Anche se Merlin avesse voluto confessarglielo, in tutta coscienza, non avrebbe trovato le parole.

Perché nessun concetto o esempio si sarebbe – seppur lontanamente – avvicinato al paradiso e all’inferno che aveva vissuto in quella manciata di veglie. Nessun nome gli rendeva giustizia.

 

Ma Gaius, bontà sua, non era sciocco.

Inizialmente, il cerusico si era spaventato e preoccupato oltremodo, per quel morbo oscuro fuori stagione che aveva colpito il suo figlioccio in maniera così grave.

Però, poi, gli ci erano volute solo tre veglie per capire i veri sintomi e formulare una diagnosi; decretando che – quel morbo oscuro – tanto oscuro non era, e anzi, aveva un nome ben preciso: quello era mal d’amore.

 

Assodato ciò (e la faccia tormentata del principe incrociato nei corridoi ne era una palese conferma), egli decise che la cosa migliore era un discreta pacatezza.
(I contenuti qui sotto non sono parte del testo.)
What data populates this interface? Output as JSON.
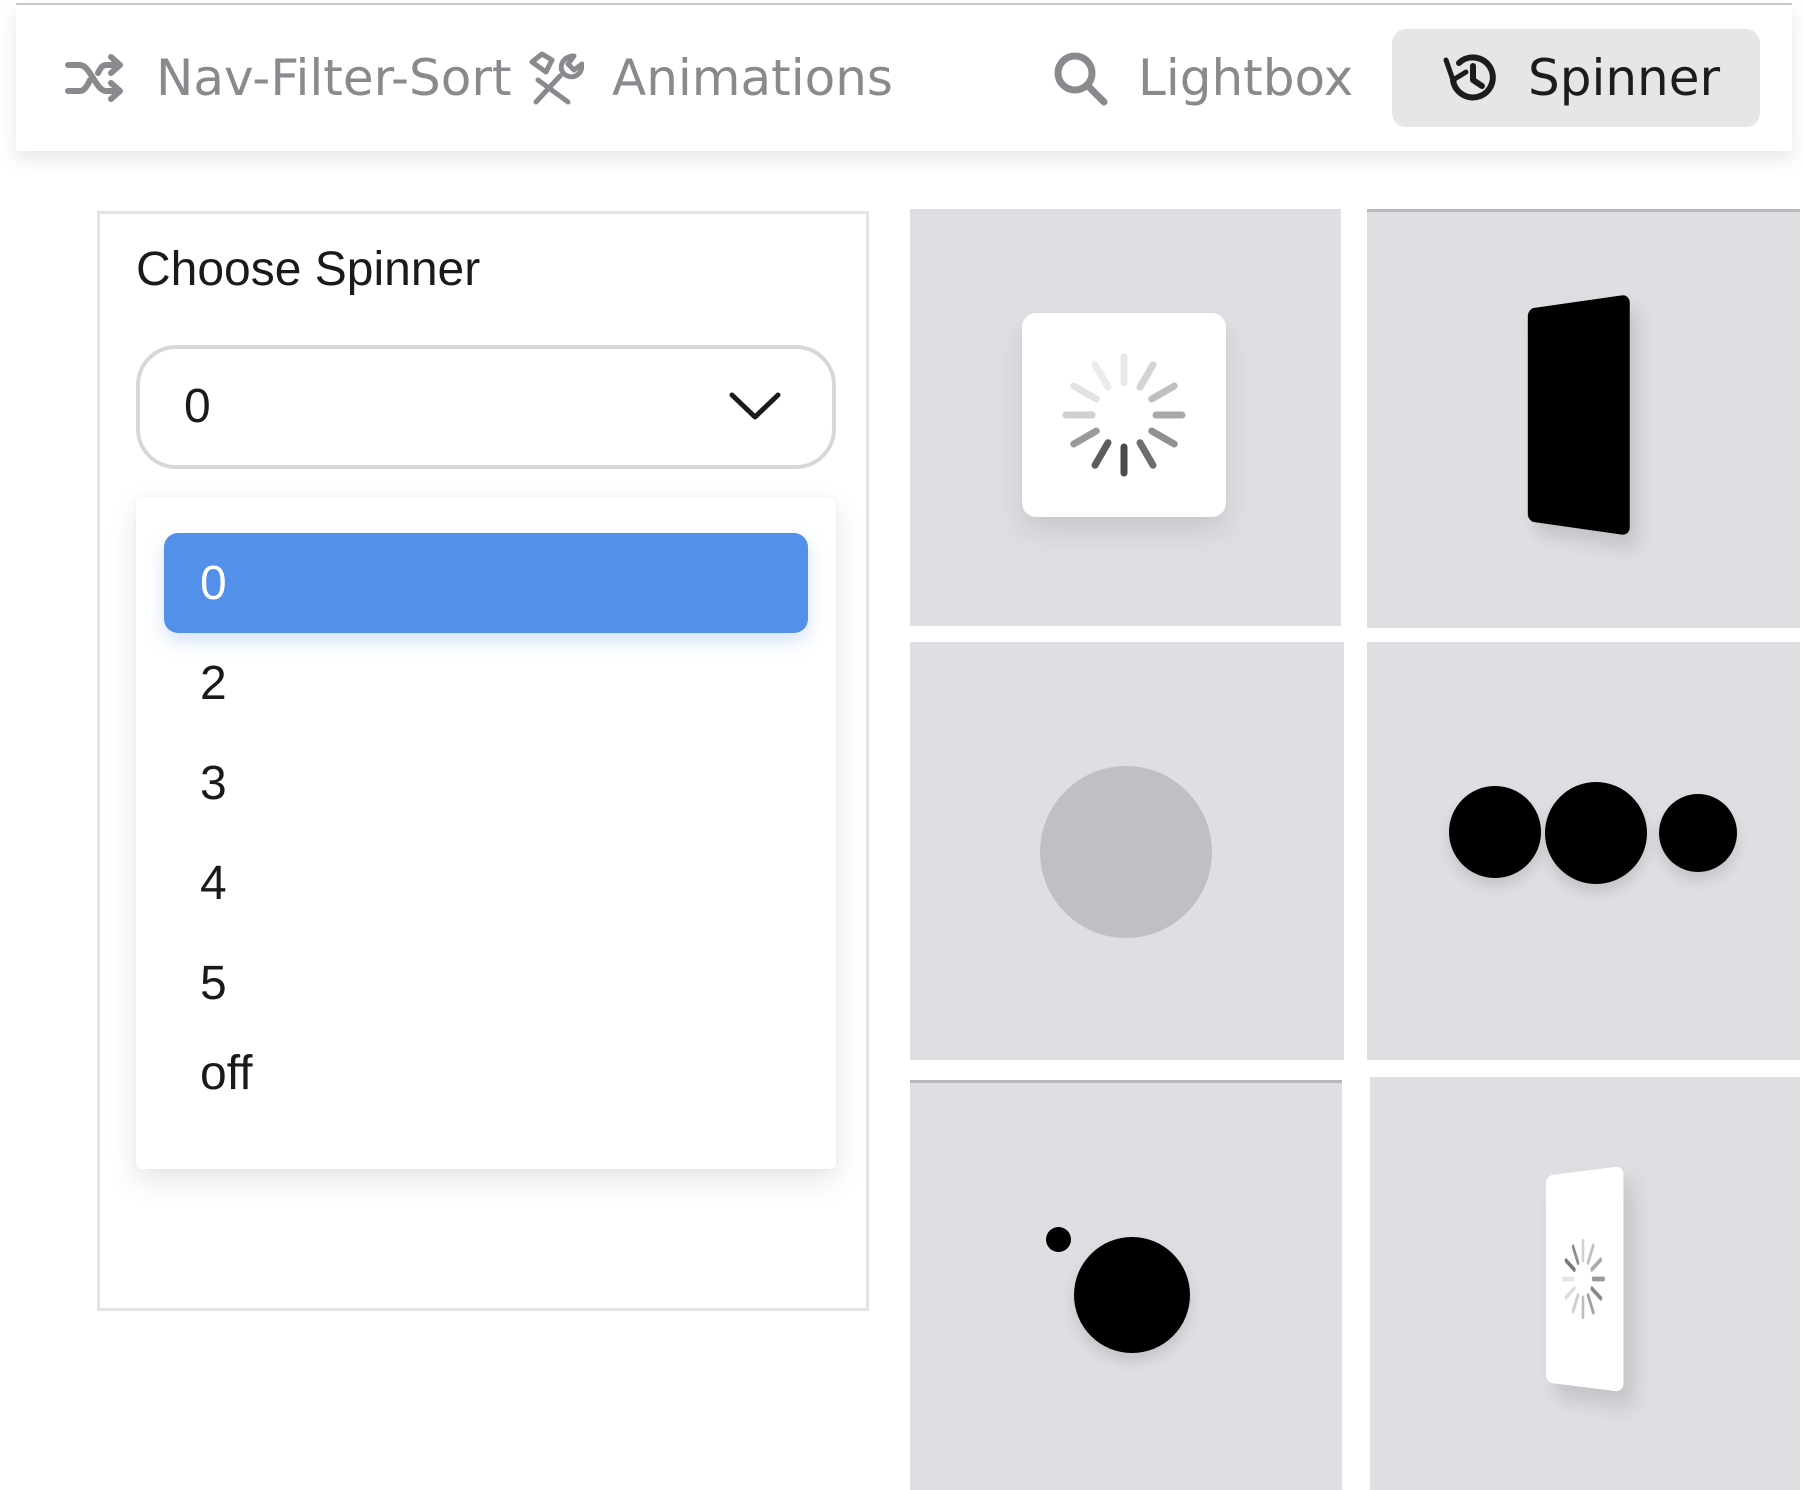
{
  "nav": {
    "tabs": [
      {
        "label": "Nav-Filter-Sort",
        "icon": "shuffle-icon",
        "active": false
      },
      {
        "label": "Animations",
        "icon": "tools-icon",
        "active": false
      },
      {
        "label": "Lightbox",
        "icon": "search-icon",
        "active": false
      },
      {
        "label": "Spinner",
        "icon": "history-icon",
        "active": true
      }
    ]
  },
  "panel": {
    "title": "Choose Spinner",
    "select": {
      "value": "0",
      "icon": "chevron-down-icon"
    },
    "options": [
      "0",
      "2",
      "3",
      "4",
      "5",
      "off"
    ],
    "selected_index": 0
  },
  "previews": [
    {
      "name": "spinner-preview-0",
      "style": "white card with ticks spinner"
    },
    {
      "name": "spinner-preview-2",
      "style": "black rotating card"
    },
    {
      "name": "spinner-preview-3",
      "style": "gray pulsing ball"
    },
    {
      "name": "spinner-preview-4",
      "style": "three black dots"
    },
    {
      "name": "spinner-preview-5",
      "style": "orbiting dots"
    },
    {
      "name": "spinner-preview-6",
      "style": "white rotating card with ticks"
    }
  ],
  "colors": {
    "accent": "#5390e9",
    "preview_bg": "#dfdfe3",
    "active_tab_bg": "#e6e6e9",
    "text_muted": "#8a8a8e"
  }
}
Non avrebbe preteso una spiegazione da Merlin, avrebbe rispettato il suo silenzio e il suo dolore, offrendo comprensione e un abbraccio consolatorio, qualora il suo pupillo avesse voluto condividere con lui quello che provava o quello che era accaduto.

 

Gaius si era ormai persuaso che il suo figliolo e l’erede al trono fossero destinati a qualcosa di unico e irripetibile – al di là delle convenzioni, al di là del perbenismo –, a qualcosa che, probabilmente, neppure loro avevano ancora capito, o accettato, appieno.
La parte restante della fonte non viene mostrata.